Следовало делать шаги, держась за никелированные штанги, тянувшиеся, как рельсы, в невообразимую даль, и смотреть не вниз, а строго вперед. Но как только медичка, крякнув, взваливала Ведерникова на старт, комната, накренившись, делала полукруг, а пол, состоявший из отчетливых шашек паркета, становился далеким и недостоверным, будто дно реки, которое прощупывают шестом. Каждый шаг с опорой на культи был крестом боли, при этом виртуальные ноги Ведерникова, ощутимые до жути, до расчесанного в тот роковой майский вечер комариного укуса, не доставали до пола, висели, скрюченные, будто лапы дохлой курицы. Потому Ведерников передвигался буквально на руках, перехватами, оставляя на штангах мокрые отпечатки, а медичка потопывала, покрикивала, напирала сзади мягкой горой, вела и толкала Ведерникова, будто кукловод куклу.

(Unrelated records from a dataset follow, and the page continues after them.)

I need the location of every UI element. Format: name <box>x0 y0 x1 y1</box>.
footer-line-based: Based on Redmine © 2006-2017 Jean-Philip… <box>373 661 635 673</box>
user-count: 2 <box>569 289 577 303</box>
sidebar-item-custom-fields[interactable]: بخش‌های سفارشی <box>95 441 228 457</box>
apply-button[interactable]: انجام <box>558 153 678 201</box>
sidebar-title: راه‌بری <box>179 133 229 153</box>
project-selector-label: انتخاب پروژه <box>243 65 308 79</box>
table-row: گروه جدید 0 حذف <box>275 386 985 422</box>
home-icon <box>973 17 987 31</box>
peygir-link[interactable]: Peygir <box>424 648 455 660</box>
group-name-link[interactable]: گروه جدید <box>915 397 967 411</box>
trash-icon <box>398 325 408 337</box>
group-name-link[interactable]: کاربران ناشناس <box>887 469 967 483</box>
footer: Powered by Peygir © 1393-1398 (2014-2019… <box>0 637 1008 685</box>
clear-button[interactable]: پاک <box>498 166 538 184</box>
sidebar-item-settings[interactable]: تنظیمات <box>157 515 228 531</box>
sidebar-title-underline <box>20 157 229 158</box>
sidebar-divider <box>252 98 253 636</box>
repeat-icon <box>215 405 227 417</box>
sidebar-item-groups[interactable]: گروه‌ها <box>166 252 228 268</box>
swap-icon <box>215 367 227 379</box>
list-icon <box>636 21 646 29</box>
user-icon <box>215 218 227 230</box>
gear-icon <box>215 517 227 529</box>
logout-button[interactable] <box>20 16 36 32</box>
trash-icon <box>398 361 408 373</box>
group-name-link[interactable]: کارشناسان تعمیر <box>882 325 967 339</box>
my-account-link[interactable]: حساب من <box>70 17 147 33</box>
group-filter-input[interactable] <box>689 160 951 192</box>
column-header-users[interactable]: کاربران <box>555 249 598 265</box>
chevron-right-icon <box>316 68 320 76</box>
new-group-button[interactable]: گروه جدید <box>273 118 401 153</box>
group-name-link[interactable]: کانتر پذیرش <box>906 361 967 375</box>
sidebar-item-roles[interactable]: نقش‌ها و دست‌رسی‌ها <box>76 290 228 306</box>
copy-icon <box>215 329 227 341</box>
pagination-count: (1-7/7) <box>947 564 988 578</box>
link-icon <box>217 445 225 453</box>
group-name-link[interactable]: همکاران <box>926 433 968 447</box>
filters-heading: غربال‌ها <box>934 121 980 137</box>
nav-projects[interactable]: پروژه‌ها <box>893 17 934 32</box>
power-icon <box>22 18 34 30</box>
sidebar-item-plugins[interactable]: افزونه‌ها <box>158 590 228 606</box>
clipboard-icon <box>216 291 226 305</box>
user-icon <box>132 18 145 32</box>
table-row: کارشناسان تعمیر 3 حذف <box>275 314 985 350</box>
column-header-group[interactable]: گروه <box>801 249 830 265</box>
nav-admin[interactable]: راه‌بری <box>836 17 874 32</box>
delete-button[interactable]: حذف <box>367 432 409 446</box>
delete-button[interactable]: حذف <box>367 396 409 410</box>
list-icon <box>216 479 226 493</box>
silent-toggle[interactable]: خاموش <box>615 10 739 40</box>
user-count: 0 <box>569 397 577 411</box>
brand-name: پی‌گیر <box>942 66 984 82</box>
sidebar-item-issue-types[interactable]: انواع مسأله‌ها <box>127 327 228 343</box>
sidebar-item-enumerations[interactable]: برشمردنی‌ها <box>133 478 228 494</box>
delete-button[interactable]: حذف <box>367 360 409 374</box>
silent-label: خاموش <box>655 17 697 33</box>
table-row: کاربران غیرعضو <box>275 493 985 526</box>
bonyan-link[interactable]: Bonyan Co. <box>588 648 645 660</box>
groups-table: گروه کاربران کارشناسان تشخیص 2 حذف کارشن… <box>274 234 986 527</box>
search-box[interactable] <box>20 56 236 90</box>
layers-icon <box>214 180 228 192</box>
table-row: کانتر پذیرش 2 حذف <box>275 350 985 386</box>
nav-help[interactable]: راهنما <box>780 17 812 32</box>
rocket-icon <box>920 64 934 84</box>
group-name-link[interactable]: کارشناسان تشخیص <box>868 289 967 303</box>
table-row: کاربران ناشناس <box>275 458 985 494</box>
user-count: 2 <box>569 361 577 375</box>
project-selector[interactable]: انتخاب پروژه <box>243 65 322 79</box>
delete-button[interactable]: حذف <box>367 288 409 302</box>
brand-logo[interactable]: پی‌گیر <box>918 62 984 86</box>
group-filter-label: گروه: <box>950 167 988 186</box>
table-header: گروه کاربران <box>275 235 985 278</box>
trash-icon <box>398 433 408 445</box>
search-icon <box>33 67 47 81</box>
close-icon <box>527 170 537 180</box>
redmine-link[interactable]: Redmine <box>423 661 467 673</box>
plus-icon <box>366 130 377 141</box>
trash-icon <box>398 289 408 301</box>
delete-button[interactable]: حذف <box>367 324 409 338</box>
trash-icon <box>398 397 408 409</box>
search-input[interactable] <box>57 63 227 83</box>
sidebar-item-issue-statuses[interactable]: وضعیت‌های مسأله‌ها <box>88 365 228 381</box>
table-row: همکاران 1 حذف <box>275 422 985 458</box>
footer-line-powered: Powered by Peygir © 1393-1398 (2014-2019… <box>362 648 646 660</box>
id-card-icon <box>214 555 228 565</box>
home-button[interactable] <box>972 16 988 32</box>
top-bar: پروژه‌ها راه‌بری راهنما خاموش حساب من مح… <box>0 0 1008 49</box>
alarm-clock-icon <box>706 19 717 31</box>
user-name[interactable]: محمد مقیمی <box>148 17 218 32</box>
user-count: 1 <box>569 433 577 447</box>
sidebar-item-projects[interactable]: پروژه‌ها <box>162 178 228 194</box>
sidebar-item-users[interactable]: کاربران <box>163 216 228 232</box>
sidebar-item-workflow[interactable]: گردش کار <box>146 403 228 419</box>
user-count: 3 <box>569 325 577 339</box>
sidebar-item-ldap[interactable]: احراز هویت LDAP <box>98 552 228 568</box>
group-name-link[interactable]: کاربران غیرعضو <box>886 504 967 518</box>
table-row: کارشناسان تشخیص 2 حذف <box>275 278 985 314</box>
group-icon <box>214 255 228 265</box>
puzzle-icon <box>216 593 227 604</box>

Далеко на горизонте, там, где кончались рельсы, стояли, словно в другом городе, мать и ее очередной мужчина. У матери, прежде никогда не бывавшей ни на тренировках, ни на соревнованиях Ведерникова, так и не сошло с лица выражение горькой досады, между тщательно дорисованными бровями прорезалась маленькая черная буква, инициал ее гнева. Вся она стала злая, подтянутая, спортивная, начала носить, чего прежде не бывало, яркие ветровки, кроссовки, кожаные кепки. Теперь ей приходилось возить Ведерникова на сеансы реабилитации, и она так резко управляла своей пожарно-красной «маздой», что мир двигался углами, точно на прицеле в ожидании скрытого врага.
На переднем пассажирском сиденье всегда помещался очередной он: стриженый толстый затылок, большая щека, крутые плечи, которым было тесно в салоне дамского автомобильчика. Сзади все они были почти одинаковы, эти пышущие телом мужики, в других ракурсах различия сводились к немногому: у одного нос картошкой, у другого пуговицей. Почему-то мать облюбовала именно этот тип – тяжелый, плечистый, жир как резина. Буквально с самых первых дней она принималась третировать очередного бойфренда, который сперва удивлялся, что-то нежно гугукал, потом ярился, орал, расшибал в брызги одну из длинношеих вазочек, что стояли повсюду, все годы пустые, – и взрыв получался такой, будто пустота в посудинке была бомбой. И вот тут на мать сходило ледяное спокойствие. Она становилась недоступна и страшна в своем холодном молчании, только скрежетали заметаемые щеткой сахаристые осколки – и в совок вместе с осколками почему-то набиралось много нежного домашнего праха, хотя пол был чистым.